Oskar dachte über die Frage nach. Sein Papa war der Meinung, dass jeder, der nach Deutschland kam, sich anzupassen hatte. Wer aus welchem Grund auch immer auffällig wurde, gehörte wieder zurück zu den Kameltreiben geschickt, Ende der Diskussion. „Vermutlich nicht“, sagte er leise.

„Die hätten mich abgeschoben. Und wenn sie mich nicht abgeschoben hätten, dann hätte mich mein Verlobter umgebracht. Das hat er mir oft genug versprochen.“

Für einige Momente herrschte Schweigen. Dann fragte Oskar: „Und was machen Sie jetzt?“

„Eigentlich wollte ich in den nächsten Tagen nach Frankfurt fahren zu einer Freundin von mir.
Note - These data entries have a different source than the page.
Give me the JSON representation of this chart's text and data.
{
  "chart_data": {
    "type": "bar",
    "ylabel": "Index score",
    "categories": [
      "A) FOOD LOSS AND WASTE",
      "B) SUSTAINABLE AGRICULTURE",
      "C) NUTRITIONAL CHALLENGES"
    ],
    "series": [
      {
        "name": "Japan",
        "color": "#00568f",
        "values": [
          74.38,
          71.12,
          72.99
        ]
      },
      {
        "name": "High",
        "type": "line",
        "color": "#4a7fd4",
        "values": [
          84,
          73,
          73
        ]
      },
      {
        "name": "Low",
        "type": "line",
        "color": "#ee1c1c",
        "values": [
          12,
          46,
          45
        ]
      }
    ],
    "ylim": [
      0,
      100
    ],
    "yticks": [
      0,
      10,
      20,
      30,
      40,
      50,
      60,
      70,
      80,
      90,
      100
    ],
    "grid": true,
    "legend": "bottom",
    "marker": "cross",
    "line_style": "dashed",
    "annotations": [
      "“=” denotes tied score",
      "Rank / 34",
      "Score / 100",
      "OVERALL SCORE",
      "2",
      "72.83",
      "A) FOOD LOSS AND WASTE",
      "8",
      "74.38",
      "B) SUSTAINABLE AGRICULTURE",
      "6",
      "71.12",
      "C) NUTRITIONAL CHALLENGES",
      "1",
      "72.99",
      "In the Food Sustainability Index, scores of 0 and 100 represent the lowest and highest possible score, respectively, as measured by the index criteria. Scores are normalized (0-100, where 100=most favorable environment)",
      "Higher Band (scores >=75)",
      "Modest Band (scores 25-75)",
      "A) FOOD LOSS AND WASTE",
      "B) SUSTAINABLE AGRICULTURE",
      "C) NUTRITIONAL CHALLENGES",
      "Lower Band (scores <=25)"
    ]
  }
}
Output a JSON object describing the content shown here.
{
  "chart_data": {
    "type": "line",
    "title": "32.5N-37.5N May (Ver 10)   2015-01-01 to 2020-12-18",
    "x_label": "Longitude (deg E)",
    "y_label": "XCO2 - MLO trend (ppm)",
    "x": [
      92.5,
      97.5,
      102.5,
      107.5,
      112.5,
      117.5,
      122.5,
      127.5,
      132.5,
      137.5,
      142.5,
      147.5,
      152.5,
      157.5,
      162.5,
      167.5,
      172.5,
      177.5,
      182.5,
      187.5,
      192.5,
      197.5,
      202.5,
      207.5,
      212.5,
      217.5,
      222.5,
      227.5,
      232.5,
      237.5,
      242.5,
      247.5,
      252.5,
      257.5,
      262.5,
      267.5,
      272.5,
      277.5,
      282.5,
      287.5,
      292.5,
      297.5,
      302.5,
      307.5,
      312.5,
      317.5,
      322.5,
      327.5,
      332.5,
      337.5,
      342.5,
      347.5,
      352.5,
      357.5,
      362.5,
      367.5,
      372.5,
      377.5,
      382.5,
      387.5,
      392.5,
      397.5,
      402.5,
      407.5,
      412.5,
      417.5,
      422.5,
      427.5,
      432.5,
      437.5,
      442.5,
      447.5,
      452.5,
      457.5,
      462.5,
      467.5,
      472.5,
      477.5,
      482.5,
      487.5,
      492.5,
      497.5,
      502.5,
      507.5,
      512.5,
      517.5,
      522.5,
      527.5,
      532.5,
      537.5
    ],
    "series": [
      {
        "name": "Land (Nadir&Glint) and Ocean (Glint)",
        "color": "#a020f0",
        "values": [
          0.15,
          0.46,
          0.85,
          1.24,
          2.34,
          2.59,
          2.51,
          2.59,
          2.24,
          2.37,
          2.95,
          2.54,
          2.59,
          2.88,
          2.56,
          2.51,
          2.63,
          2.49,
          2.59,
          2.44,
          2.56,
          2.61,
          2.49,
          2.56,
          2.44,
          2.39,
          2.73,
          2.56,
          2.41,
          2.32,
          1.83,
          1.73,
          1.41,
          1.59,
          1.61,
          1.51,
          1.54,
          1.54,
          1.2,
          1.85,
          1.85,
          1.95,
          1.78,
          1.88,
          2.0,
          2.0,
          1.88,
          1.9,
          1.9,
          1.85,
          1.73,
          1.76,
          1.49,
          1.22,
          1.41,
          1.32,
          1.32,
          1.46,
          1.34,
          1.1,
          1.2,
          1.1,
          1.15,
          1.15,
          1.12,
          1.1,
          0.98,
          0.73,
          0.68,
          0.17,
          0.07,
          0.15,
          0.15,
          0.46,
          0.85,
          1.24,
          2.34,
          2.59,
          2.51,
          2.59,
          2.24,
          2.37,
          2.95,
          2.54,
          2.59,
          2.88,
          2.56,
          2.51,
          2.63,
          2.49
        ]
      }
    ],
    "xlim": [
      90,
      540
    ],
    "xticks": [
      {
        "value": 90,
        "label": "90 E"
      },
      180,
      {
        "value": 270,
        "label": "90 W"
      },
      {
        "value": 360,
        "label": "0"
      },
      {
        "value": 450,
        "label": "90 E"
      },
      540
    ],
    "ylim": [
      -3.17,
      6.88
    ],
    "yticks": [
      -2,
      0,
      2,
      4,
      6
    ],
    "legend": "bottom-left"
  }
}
Aber vermutlich hast du Recht. Die Polizei wird mich finden, wenn du ihnen von mir erzählst.“

In Oskars Kopf rasten die Gedanken, und es fiel ihm schwer, einen von ihnen zu fassen zu kriegen und zu Ende zu denken.

„Warum haben Sie das Geld genommen?“, fragte er schließlich.

„Was hättest du denn an meiner Stelle gemacht? Ich brauchte das Geld zum Überleben.“

„Aber es war doch Diebstahl. Und von anderen Leuten stehlen darf man nicht.“

Nesrin verdrehte die Augen und schnaubte. Oskar sah sie schweigend an, während sie nachzudenken schien. Sie setzte zweimal vergeblich an, aber als sie schließlich sprach, war ihre Stimme fest. „Ich werde jetzt gehen. Ich schätze, es gibt nichts, was ich tun kann – oder besser gesagt tun will – um dich davon abzuhalten, deinem Papa alles zu erzählen.“ Sie schob Oskar mit erstaunlicher Kraft zur Seite, öffnete die Tür nach unten und schubste die Trittleiter hindurch. „Mach‘s gut, Oskar“, sagte sie, bevor sie runterkletterte und in den Wald verschwand.